How well do you tip a keeper after a shoot?
Giles Catchpole offers some thoughts
I was asked the other day how much I tipped the keeper after a day’s shooting. I was somewhat taken aback, to be honest, because what I tip people — especially keepers and, for that matter, gillies, boatmen and stalkers — is something I consider private and not for discussion with others. (Read what you need to know about tipping on a shoot.)
But it did set me thinking. Not least when I was told that the reason I had been asked was because a team of Guns on a let-day had been informed that they would not be allowed back unless they upped the level of their tips.
The whole tipping thing seems somewhat anachronistic to me. I appreciate that fieldsports in general are the realisation of a somewhat blurred Edwardian fantasy, one in which we get to dress up like a lot of tweedy nabobs for several days a year, and I recognise that pressing a sovereign or two into the occasional outstretched palm is part of that. But is it still relevant? (Read when tipping on a shoot equalled two weeks’ wages.)
I have long had misgivings about matching the size of a tip to the number of birds in the larder at the end of the day. There are some estates that bring in large numbers of birds, then release them in the summer to be shot on several days each week throughout the season. These places seem to benefit disproportionately from the school of tipping that adds a bonus for every extra hundred birds after the first.
What about the single-handed keeper who diligently protects a wild stock of birds to provide a few days a season? Someone like that may seldom make three figures. Should we not also distinguish between grouse keepers and pheasant preservers? (A gamekeeper’s respect – how to earn it as a Gun.)
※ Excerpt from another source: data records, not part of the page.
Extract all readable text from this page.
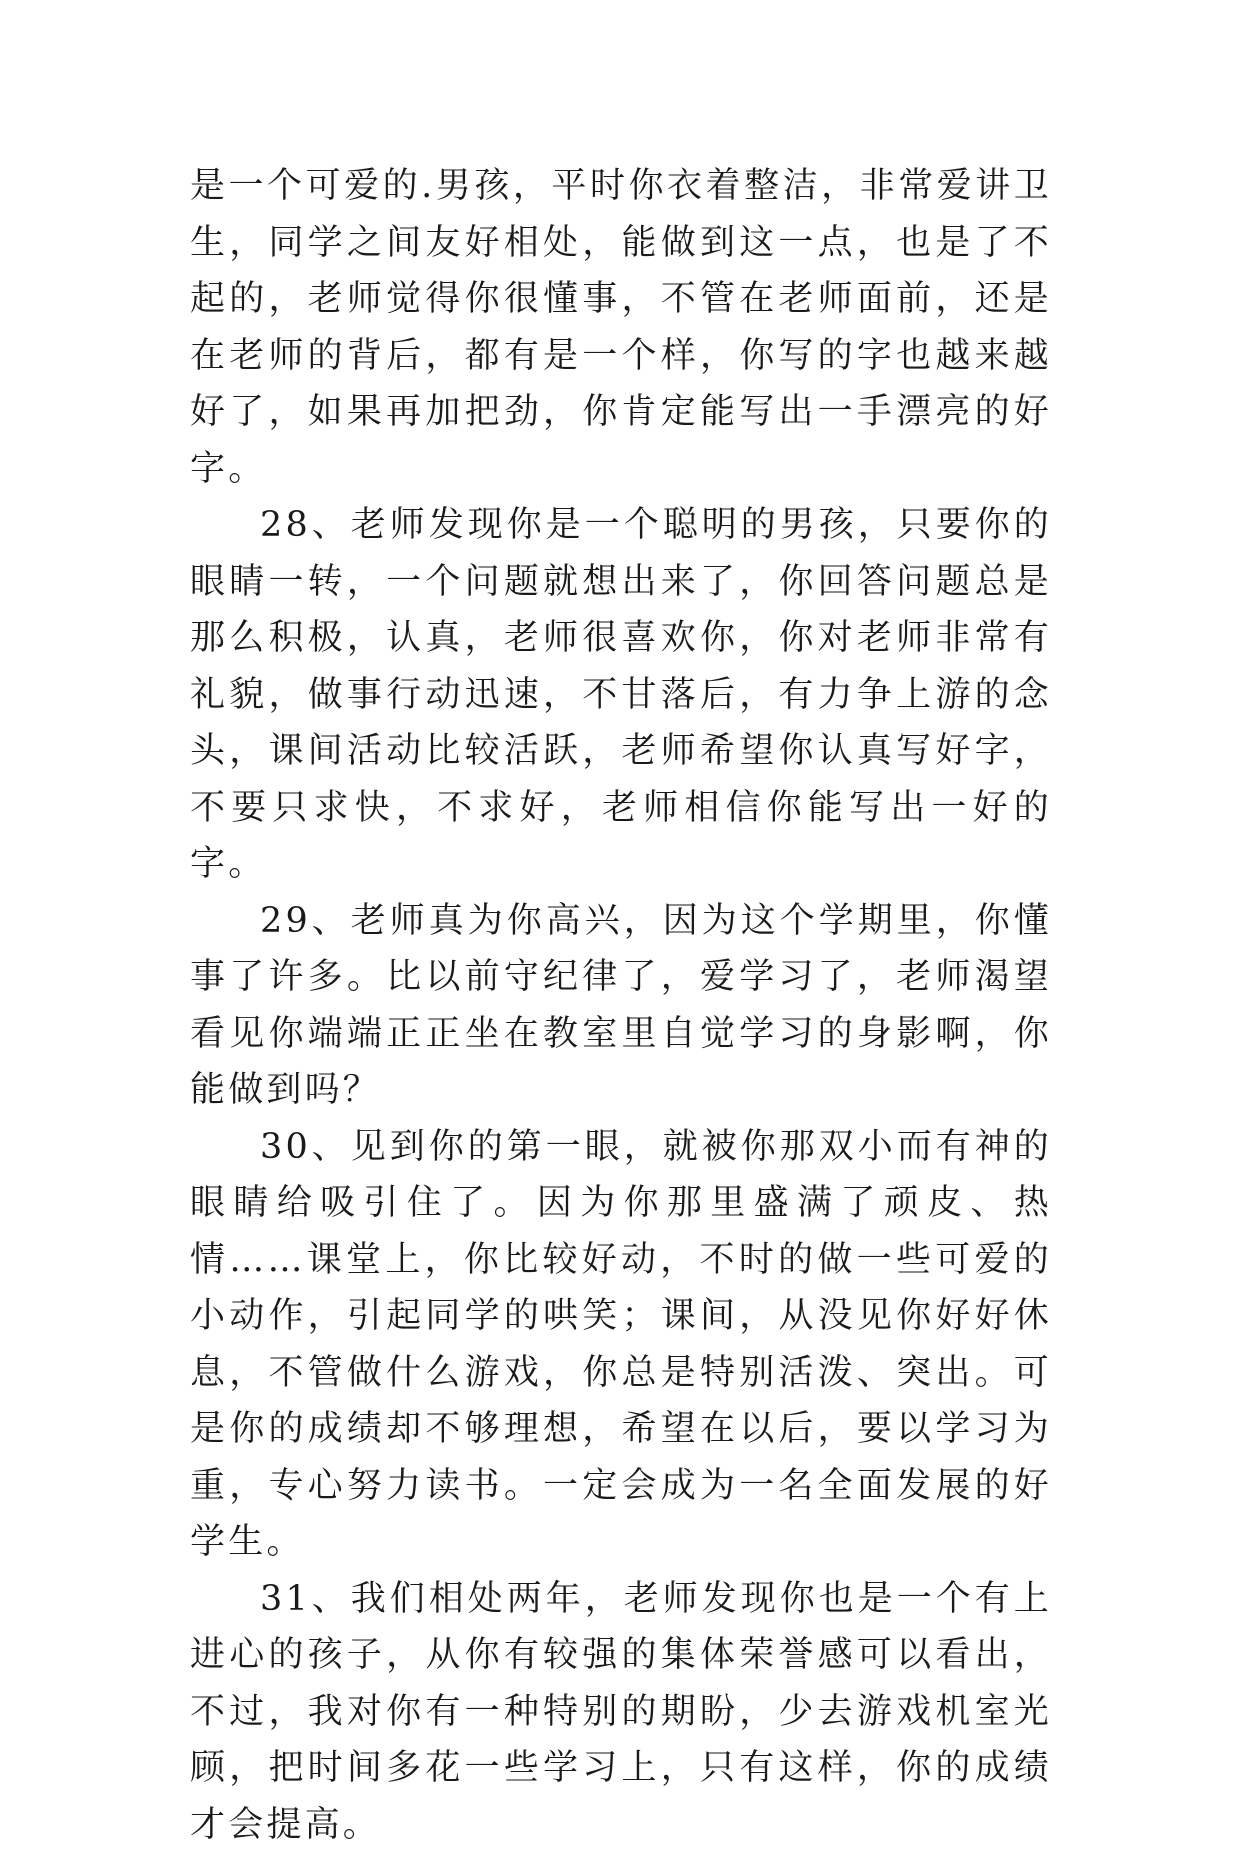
是一个可爱的.男孩，平时你衣着整洁，非常爱讲卫生，同学之间友好相处，能做到这一点，也是了不起的，老师觉得你很懂事，不管在老师面前，还是在老师的背后，都有是一个样，你写的字也越来越好了，如果再加把劲，你肯定能写出一手漂亮的好字。

28、老师发现你是一个聪明的男孩，只要你的眼睛一转，一个问题就想出来了，你回答问题总是那么积极，认真，老师很喜欢你，你对老师非常有礼貌，做事行动迅速，不甘落后，有力争上游的念头，课间活动比较活跃，老师希望你认真写好字，不要只求快，不求好，老师相信你能写出一好的字。

29、老师真为你高兴，因为这个学期里，你懂事了许多。比以前守纪律了，爱学习了，老师渴望看见你端端正正坐在教室里自觉学习的身影啊，你能做到吗？

30、见到你的第一眼，就被你那双小而有神的眼睛给吸引住了。因为你那里盛满了顽皮、热情……课堂上，你比较好动，不时的做一些可爱的小动作，引起同学的哄笑；课间，从没见你好好休息，不管做什么游戏，你总是特别活泼、突出。可是你的成绩却不够理想，希望在以后，要以学习为重，专心努力读书。一定会成为一名全面发展的好学生。

31、我们相处两年，老师发现你也是一个有上进心的孩子，从你有较强的集体荣誉感可以看出，不过，我对你有一种特别的期盼，少去游戏机室光顾，把时间多花一些学习上，只有这样，你的成绩才会提高。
Would you differentiate between released French partridges in abundance and three drives of wild English coveys? (Answers on a postcard, please.) Shouldn’t keepers be properly rewarded for their efforts anyway, and not have to rely on tips from Guns to top up their pay packet?
One consideration — not insignificant, in my view — is that if handfuls of notes at the end of the day are a necessary part of the keeper’s income then they are subject to the predations of HMRC, and if not properly accounted for it makes us all, givers and receivers both, part of the ‘black economy’ that does none of us any good.
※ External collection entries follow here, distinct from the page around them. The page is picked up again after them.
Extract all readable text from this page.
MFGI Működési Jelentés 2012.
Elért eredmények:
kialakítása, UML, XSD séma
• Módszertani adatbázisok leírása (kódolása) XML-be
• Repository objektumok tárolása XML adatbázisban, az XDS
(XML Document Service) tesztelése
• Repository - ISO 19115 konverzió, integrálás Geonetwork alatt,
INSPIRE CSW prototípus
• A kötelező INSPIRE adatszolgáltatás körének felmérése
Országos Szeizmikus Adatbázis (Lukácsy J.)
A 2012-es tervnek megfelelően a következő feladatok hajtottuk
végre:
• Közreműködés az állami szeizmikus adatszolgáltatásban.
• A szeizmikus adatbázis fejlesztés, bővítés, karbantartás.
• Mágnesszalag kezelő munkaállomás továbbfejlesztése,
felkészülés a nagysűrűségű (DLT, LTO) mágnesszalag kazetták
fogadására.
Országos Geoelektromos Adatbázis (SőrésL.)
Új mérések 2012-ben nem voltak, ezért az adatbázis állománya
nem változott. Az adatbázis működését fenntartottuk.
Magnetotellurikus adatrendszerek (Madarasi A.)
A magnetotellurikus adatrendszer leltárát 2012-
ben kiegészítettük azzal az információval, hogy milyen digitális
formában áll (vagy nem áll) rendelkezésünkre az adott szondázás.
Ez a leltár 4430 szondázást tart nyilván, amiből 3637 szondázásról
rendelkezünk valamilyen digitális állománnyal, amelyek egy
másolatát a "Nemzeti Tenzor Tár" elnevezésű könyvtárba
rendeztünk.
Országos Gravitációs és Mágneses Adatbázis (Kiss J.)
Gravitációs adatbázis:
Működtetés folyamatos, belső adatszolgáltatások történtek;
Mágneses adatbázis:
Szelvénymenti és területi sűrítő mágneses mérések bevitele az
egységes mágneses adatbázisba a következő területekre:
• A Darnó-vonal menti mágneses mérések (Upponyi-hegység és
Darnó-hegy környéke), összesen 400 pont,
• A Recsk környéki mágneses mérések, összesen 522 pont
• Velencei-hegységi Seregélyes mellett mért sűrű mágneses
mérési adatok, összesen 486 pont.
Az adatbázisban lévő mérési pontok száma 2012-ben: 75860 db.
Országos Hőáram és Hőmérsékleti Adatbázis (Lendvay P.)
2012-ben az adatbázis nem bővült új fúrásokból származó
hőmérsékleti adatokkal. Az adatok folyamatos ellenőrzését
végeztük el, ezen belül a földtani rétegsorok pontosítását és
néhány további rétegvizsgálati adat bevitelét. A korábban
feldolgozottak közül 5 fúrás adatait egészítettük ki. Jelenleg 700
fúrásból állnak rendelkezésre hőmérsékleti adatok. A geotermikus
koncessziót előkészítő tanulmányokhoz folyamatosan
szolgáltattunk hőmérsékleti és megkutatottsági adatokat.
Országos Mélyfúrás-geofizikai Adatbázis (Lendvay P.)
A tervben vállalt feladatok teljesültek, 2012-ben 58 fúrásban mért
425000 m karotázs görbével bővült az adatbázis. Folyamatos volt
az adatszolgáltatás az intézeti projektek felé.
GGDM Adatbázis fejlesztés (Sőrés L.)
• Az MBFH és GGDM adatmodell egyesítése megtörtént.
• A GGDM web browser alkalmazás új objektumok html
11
My initial response to the issue of a team of Guns being blackballed for being insufficiently generous with their tips was to ask two questions: what they had tipped in the first place, and what extra amount did the estate in question consider to be an adequate sum?
Neither side, apparently, was prepared to be forthcoming with specific numbers, which takes the whole exercise in what can only be an increasingly rancorous circle that benefits nobody.
These days, when shooting I tend to gift things here and there as I go. The beaters will get a tub of sweets or a bottle of port. The cook is given a box of chocolates. Hosts receive bottles of this and that, as do keepers, gillies and stalkers, in addition to whatever I dole out as a gesture of my appreciation for their efforts.
I helped a fellow motorcyclist out quite recently — he was a stranger, but we bikers have a code. He offered me money, which I waved away, of course, because bikers are not mercenaries.
Then he pulled from his wallet three Lottery tickets. “Take one,” he said, “it could be your lucky day.”
I did and it wasn’t, but it occurred to me that a few ‘set for life’ vouchers could be a good way around the tipping conundrum. A proper gesture of appreciation with potentially life-changing benefits — and, of course, entirely tax-free.